Le fait est que, aussi réellement que Christ était présent avec ses disciples sur la terre, aussi réellement Il est maintenant présent, ainsi que son Esprit, dans les assemblées des saints. Si cette présence pouvait, de quelque manière, être manifestée à nos sens – si nous pouvions la voir comme les disciples voyaient Jésus – quel sentiment solennel nous éprouverions, et comme nos coeurs en seraient dominés ! Quel calme profond, quelle attention respectueuse, quelle solennelle confiance en lui, en résulteraient ! Il n'y aurait aucune précipitation, aucun sentiment de rivalité, d'agitation, si la présence de Christ et du Saint Esprit était ainsi révélée à notre vue et à nos sens.

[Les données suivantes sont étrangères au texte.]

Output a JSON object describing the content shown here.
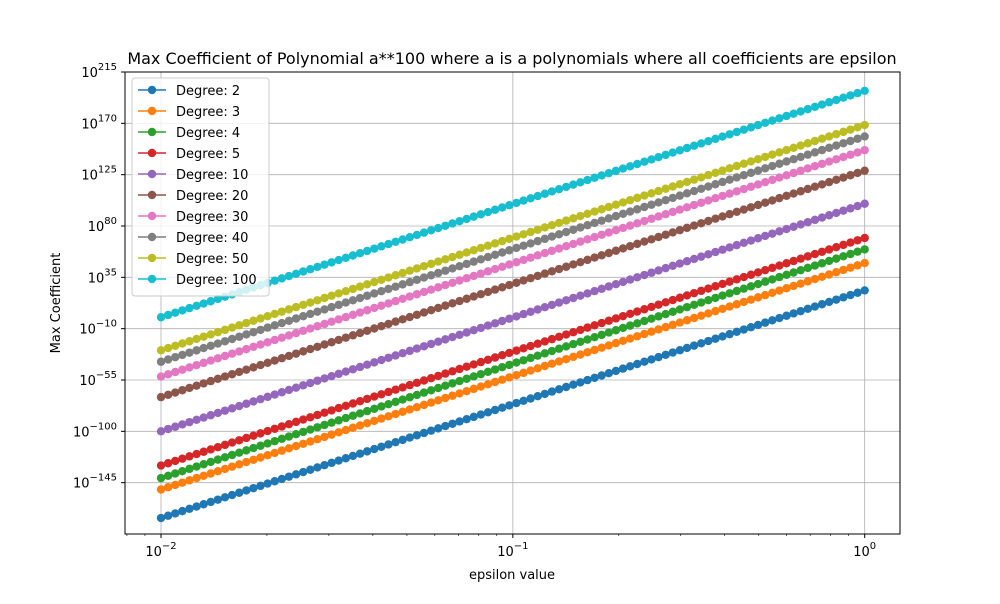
{
  "chart_data": {
    "type": "line",
    "title": "Max Coefficient of Polynomial a**100 where a is a polynomials where all coefficients are epsilon",
    "xlabel": "epsilon value",
    "ylabel": "Max Coefficient",
    "xscale": "log",
    "yscale": "log",
    "xlim": [
      0.0079,
      1.26
    ],
    "ylim_log10_exponent": [
      -190,
      215
    ],
    "x_ticks": [
      {
        "value": 0.01,
        "base": "10",
        "exp": "−2"
      },
      {
        "value": 0.1,
        "base": "10",
        "exp": "−1"
      },
      {
        "value": 1,
        "base": "10",
        "exp": "0"
      }
    ],
    "y_ticks": [
      {
        "value_exp": 215,
        "base": "10",
        "exp": "215"
      },
      {
        "value_exp": 170,
        "base": "10",
        "exp": "170"
      },
      {
        "value_exp": 125,
        "base": "10",
        "exp": "125"
      },
      {
        "value_exp": 80,
        "base": "10",
        "exp": "80"
      },
      {
        "value_exp": 35,
        "base": "10",
        "exp": "35"
      },
      {
        "value_exp": -10,
        "base": "10",
        "exp": "−10"
      },
      {
        "value_exp": -55,
        "base": "10",
        "exp": "−55"
      },
      {
        "value_exp": -100,
        "base": "10",
        "exp": "−100"
      },
      {
        "value_exp": -145,
        "base": "10",
        "exp": "−145"
      }
    ],
    "grid": true,
    "legend_position": "top-left",
    "x_points": {
      "start": 0.01,
      "end": 1,
      "count": 100,
      "spacing": "log"
    },
    "series": [
      {
        "name": "Degree: 2",
        "color": "#1f77b4",
        "log10_max_coeff_at_x_0_01": -176,
        "log10_max_coeff_at_x_1": 23.5
      },
      {
        "name": "Degree: 3",
        "color": "#ff7f0e",
        "log10_max_coeff_at_x_0_01": -151,
        "log10_max_coeff_at_x_1": 47.5
      },
      {
        "name": "Degree: 4",
        "color": "#2ca02c",
        "log10_max_coeff_at_x_0_01": -141,
        "log10_max_coeff_at_x_1": 59.5
      },
      {
        "name": "Degree: 5",
        "color": "#d62728",
        "log10_max_coeff_at_x_0_01": -130,
        "log10_max_coeff_at_x_1": 69.5
      },
      {
        "name": "Degree: 10",
        "color": "#9467bd",
        "log10_max_coeff_at_x_0_01": -100,
        "log10_max_coeff_at_x_1": 99.5
      },
      {
        "name": "Degree: 20",
        "color": "#8c564b",
        "log10_max_coeff_at_x_0_01": -70,
        "log10_max_coeff_at_x_1": 128.5
      },
      {
        "name": "Degree: 30",
        "color": "#e377c2",
        "log10_max_coeff_at_x_0_01": -52,
        "log10_max_coeff_at_x_1": 146.5
      },
      {
        "name": "Degree: 40",
        "color": "#7f7f7f",
        "log10_max_coeff_at_x_0_01": -39,
        "log10_max_coeff_at_x_1": 158.5
      },
      {
        "name": "Degree: 50",
        "color": "#bcbd22",
        "log10_max_coeff_at_x_0_01": -29,
        "log10_max_coeff_at_x_1": 168.5
      },
      {
        "name": "Degree: 100",
        "color": "#17becf",
        "log10_max_coeff_at_x_0_01": 0,
        "log10_max_coeff_at_x_1": 198.5
      }
    ]
  }
}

Le fait de cette présence aurait-il moins d'influence, parce que c'est une affaire de foi et non de vue ? Christ et l'Esprit sont-ils moins réellement présents, parce qu'ils sont invisibles ? C'est le pauvre monde qui ne reçoit point cela, parce qu'il ne le voit point ; prendrons-nous donc la place du monde et abandonnerons-nous la nôtre ? « Car la où deux ou trois sont assemblés en mon nom, je suis là au milieu d'eux », dit le Seigneur, et aussi : « Et moi, je prierai le Père, et il vous donnera un autre Consolateur, pour être avec vous éternellement, l'Esprit de vérité, que le monde ne peut pas recevoir, parce qu'il ne le voit pas et ne le connaît pas ; mais vous, vous le connaissez, parce qu'il demeure avec vous, et qu'il sera en vous » (Jean 14 : 16, 17).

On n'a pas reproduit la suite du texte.